What this study cannot tell us yet
The genomic analysis is retrospective. The predictions are based on patterns observed in existing patient data, and while the laboratory models confirmed the biological logic, the definitive test is whether the EvoPAR-Breast01 trial actually improves patient outcomes. Phase 3 results will take years. It also remains to be seen how broadly the HRD-based prediction applies across the full diversity of breast cancer subtypes and patient populations.
The study draws on MSK's unusually large genomic dataset and its integrated research infrastructure, advantages not every cancer center can replicate. Whether the approach generalizes to other institutions with smaller datasets or less comprehensive genomic profiling is an open question.
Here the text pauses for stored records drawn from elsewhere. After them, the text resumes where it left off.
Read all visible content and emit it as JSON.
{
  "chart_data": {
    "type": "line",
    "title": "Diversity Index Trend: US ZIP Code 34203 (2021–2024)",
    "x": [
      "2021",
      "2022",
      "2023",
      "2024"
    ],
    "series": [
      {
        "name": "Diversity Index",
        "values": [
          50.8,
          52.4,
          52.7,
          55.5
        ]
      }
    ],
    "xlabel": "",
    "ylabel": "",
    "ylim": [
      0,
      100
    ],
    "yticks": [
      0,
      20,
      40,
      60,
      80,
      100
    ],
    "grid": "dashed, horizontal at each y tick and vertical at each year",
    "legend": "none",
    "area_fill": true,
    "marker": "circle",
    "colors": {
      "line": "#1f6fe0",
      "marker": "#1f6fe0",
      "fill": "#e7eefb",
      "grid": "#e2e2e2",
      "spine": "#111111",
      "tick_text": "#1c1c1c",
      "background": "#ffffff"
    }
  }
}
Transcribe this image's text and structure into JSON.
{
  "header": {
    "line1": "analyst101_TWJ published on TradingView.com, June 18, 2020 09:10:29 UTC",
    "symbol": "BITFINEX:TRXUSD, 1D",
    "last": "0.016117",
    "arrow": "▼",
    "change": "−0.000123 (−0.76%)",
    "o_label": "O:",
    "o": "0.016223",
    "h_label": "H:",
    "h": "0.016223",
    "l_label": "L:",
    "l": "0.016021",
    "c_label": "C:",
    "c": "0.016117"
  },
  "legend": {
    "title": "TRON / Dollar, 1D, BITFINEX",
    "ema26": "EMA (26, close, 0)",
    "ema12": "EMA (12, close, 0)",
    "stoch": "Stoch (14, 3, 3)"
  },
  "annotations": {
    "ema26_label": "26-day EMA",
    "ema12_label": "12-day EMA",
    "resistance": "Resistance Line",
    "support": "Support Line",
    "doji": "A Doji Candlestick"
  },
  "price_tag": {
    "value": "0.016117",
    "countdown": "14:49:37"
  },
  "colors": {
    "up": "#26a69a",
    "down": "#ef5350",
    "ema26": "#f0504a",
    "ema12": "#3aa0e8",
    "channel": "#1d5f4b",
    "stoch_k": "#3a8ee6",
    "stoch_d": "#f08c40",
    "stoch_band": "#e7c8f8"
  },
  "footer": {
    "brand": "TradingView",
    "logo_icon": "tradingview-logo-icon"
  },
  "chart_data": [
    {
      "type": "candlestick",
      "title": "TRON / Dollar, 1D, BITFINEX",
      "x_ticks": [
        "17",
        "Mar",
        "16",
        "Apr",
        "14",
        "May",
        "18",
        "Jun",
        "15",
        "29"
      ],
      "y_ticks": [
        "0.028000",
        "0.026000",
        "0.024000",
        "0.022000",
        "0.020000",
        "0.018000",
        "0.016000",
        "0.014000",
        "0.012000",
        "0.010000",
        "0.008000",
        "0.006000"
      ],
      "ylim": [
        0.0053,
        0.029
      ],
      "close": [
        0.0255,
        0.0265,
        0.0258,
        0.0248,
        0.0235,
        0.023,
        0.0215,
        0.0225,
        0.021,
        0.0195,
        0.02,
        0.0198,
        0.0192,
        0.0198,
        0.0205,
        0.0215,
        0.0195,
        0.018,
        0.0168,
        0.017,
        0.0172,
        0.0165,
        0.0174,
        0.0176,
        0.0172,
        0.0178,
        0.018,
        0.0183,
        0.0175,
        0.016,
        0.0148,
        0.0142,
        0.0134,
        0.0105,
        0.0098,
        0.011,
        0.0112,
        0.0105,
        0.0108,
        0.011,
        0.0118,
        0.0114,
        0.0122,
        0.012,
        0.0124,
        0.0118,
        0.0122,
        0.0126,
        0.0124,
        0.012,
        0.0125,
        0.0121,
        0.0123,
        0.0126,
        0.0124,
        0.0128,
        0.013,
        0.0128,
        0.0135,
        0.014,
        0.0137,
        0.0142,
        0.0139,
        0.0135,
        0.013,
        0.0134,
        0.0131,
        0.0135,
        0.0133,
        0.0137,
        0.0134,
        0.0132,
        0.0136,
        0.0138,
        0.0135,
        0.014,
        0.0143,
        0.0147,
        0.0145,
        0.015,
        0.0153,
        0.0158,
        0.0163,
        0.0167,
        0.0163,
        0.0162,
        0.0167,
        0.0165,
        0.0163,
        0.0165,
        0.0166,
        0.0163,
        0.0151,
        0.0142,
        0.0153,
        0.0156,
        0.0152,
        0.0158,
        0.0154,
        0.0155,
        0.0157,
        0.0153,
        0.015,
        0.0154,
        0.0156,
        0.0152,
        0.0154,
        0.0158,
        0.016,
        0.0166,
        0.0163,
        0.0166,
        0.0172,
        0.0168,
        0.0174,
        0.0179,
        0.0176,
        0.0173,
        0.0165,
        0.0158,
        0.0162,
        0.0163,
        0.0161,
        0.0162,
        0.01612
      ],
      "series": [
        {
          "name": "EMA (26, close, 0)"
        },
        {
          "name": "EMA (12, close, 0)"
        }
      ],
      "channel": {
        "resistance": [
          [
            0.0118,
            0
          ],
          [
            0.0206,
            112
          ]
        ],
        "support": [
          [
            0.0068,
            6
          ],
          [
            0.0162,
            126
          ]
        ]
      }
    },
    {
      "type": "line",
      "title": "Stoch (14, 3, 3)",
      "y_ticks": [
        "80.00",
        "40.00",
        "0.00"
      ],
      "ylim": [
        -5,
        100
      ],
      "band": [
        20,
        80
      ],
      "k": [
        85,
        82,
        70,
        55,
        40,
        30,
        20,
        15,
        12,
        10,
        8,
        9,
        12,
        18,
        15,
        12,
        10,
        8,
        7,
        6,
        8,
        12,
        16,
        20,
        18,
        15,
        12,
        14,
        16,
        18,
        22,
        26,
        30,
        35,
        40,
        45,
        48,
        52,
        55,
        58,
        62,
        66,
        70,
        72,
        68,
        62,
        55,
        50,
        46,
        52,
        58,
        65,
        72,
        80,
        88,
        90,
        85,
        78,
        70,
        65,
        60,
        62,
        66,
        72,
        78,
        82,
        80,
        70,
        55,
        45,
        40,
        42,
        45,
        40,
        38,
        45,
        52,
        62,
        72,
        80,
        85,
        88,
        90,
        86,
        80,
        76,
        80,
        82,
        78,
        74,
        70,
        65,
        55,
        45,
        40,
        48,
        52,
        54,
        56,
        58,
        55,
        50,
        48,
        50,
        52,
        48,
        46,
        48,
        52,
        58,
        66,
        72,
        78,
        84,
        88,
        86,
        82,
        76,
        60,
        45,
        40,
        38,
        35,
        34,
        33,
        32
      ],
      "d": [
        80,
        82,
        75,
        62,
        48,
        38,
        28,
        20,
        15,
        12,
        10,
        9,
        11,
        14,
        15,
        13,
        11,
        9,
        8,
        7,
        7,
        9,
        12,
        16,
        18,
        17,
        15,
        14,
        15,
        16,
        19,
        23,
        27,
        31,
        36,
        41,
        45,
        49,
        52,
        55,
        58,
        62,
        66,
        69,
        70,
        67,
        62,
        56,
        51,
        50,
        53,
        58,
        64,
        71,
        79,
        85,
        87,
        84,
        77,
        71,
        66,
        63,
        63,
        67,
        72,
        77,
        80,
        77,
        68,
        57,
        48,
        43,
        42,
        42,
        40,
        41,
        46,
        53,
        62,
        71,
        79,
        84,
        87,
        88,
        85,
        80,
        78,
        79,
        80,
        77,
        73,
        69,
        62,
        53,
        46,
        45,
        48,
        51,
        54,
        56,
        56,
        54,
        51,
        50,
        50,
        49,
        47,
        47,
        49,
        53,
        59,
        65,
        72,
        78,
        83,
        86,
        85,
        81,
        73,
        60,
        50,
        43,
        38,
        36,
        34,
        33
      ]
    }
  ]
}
Still, the conceptual advance is significant. Rather than waiting for resistance to emerge and then reacting, the approach aims to read a tumor's vulnerabilities upfront and choose the treatment most likely to prevent its escape. That shift, from reactive to preemptive oncology, has been a long-stated goal. This study offers one of the clearest examples of how genomics might get us there.